Roo? LOL on facebook it's split 50/50 haha! How do I know for sure? It crows or lays and egg?


----------



## ArborGoats (Jan 24, 2013)

Could also be a hermaphrodite... but my bet is Roo


----------



## Dayna (Aug 16, 2012)

I was wondering about herm. It's larger than others of it's age, but very docile.
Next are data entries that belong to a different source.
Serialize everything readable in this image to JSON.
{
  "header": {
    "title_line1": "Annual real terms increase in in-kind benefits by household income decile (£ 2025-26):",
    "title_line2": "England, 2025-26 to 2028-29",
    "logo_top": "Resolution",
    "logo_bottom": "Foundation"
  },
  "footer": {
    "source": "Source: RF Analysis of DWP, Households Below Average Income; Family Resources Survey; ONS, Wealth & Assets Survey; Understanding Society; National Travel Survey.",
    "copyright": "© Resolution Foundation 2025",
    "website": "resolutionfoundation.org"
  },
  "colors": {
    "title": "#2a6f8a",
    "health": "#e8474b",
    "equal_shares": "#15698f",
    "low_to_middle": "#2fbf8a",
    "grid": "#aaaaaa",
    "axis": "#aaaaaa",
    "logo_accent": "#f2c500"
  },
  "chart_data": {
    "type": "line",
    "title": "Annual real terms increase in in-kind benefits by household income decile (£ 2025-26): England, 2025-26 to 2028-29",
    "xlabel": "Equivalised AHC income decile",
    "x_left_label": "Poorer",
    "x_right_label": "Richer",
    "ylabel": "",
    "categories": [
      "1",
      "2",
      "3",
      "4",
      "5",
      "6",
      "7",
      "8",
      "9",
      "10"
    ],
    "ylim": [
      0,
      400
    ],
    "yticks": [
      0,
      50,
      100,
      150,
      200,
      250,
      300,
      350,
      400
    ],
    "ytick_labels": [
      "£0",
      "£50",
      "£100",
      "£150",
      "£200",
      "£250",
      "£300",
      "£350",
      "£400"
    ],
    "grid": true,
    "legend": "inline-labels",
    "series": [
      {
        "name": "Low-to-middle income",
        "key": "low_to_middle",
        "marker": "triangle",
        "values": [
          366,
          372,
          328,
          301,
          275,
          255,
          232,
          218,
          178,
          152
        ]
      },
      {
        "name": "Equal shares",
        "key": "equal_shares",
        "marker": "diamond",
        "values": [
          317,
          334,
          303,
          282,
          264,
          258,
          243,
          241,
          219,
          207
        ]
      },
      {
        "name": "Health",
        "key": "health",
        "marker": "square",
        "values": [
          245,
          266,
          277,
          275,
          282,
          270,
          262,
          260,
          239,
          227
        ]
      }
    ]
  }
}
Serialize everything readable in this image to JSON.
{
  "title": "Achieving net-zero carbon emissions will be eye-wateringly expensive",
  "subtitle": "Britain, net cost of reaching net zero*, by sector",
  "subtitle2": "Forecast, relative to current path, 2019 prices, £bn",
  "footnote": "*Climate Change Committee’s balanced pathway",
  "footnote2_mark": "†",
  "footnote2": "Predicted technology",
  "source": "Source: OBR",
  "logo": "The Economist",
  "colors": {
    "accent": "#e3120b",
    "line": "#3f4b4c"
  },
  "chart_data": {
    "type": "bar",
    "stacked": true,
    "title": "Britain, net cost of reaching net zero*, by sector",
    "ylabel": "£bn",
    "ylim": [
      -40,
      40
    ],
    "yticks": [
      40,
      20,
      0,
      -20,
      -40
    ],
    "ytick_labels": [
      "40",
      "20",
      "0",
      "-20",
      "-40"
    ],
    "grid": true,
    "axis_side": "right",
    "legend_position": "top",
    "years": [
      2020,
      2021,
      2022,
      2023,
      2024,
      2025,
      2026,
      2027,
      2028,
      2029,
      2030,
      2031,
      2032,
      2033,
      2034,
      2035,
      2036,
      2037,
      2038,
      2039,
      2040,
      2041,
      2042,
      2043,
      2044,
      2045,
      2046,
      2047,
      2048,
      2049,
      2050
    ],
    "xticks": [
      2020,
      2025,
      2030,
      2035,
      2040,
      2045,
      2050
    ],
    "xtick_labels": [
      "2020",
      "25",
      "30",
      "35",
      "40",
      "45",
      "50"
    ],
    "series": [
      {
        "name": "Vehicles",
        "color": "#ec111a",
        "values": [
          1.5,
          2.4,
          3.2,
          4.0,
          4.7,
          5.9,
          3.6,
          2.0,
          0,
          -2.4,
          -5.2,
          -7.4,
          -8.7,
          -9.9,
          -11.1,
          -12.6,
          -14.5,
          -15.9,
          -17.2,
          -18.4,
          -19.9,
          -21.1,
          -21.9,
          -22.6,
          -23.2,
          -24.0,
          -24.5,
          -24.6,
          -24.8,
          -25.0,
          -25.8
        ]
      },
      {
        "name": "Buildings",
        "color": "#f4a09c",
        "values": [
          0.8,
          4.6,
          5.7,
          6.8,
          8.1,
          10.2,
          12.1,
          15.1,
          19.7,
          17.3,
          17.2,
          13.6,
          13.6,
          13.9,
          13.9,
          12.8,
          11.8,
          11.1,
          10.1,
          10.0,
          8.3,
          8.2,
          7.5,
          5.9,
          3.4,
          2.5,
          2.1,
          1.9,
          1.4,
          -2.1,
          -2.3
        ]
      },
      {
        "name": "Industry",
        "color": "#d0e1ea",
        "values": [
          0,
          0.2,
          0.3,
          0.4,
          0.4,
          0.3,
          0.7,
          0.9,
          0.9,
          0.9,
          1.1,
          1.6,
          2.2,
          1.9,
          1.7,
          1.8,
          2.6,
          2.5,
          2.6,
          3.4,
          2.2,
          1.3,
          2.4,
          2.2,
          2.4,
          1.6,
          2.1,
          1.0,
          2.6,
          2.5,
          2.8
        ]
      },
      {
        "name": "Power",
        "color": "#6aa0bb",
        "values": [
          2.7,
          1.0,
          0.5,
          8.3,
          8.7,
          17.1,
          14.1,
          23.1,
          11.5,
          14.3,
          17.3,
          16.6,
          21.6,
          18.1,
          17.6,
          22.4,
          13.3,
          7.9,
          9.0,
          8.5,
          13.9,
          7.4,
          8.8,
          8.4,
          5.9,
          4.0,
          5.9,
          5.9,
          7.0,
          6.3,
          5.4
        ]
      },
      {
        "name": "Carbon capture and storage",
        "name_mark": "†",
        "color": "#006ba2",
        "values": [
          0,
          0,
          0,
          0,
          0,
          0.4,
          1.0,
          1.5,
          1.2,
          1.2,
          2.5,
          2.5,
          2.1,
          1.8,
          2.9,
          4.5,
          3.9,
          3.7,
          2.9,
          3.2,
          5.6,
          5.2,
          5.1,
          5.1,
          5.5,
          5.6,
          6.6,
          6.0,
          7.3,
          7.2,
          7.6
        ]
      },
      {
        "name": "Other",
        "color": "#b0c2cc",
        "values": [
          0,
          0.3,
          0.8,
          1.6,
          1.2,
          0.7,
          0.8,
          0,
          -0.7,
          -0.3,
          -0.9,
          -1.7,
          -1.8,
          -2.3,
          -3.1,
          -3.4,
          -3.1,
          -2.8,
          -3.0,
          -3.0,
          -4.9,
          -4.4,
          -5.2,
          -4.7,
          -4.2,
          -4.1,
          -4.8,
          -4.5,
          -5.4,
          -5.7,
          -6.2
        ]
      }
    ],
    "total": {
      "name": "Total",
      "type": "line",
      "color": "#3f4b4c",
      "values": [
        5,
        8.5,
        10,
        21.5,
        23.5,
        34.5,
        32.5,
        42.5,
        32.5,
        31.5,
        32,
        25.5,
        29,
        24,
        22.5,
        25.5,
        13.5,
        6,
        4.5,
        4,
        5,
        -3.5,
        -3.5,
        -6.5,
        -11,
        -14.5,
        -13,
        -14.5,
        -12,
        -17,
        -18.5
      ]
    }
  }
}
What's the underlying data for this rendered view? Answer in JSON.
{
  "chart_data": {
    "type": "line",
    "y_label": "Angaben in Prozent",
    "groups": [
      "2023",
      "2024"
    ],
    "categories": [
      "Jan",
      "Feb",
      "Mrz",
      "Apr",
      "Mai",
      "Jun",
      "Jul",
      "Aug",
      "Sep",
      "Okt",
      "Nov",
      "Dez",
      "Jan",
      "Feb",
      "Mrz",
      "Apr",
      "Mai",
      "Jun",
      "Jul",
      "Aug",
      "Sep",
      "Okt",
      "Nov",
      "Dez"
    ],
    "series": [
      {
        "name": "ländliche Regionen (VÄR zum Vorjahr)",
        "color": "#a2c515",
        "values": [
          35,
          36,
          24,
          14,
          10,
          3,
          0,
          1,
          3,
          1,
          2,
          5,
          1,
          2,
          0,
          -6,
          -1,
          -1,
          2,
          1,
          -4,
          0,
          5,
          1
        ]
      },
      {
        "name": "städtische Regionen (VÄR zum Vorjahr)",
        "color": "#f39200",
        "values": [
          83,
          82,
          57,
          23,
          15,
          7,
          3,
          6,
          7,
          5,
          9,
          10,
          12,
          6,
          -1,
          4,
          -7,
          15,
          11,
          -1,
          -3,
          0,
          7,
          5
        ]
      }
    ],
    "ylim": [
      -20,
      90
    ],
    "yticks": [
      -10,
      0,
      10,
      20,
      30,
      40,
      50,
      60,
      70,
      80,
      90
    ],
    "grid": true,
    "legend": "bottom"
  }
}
Also it's about 7 months old soooo wouldn't it be doing rooster things by now?


----------



## NyGoatMom (Jan 26, 2013)

That is for sure 100% Production Red rooster


----------



## NyGoatMom (Jan 26, 2013)

not neccessarily, I had a very good, docile red roo for 6 years.He had the best personality...he even broke up fights between chicks without hurting them


----------



## happybleats (Sep 12, 2010)

Im a little torn but I say hen lol...


----------



## NyGoatMom (Jan 26, 2013)

^^ LOL...she will start crowing soon


----------



## happybleats (Sep 12, 2010)

My daughter ( our chicken whisperer) said Def. a rooster :angel2:


----------



## NubianFan (Jun 3, 2013)

Cock a doodle ROO


----------



## toth boer goats (Jul 20, 2008)

LOL, I know for sure, it is a chicken.


----------



## thegoatgirl (Nov 27, 2011)

:lol::lol:


----------



## eqstrnathlete (Mar 16, 2013)

Definitely a rooster


----------



## chelsboers (Mar 25, 2010)

Thick legs and colorful tail feathers tell me it's a rooster


----------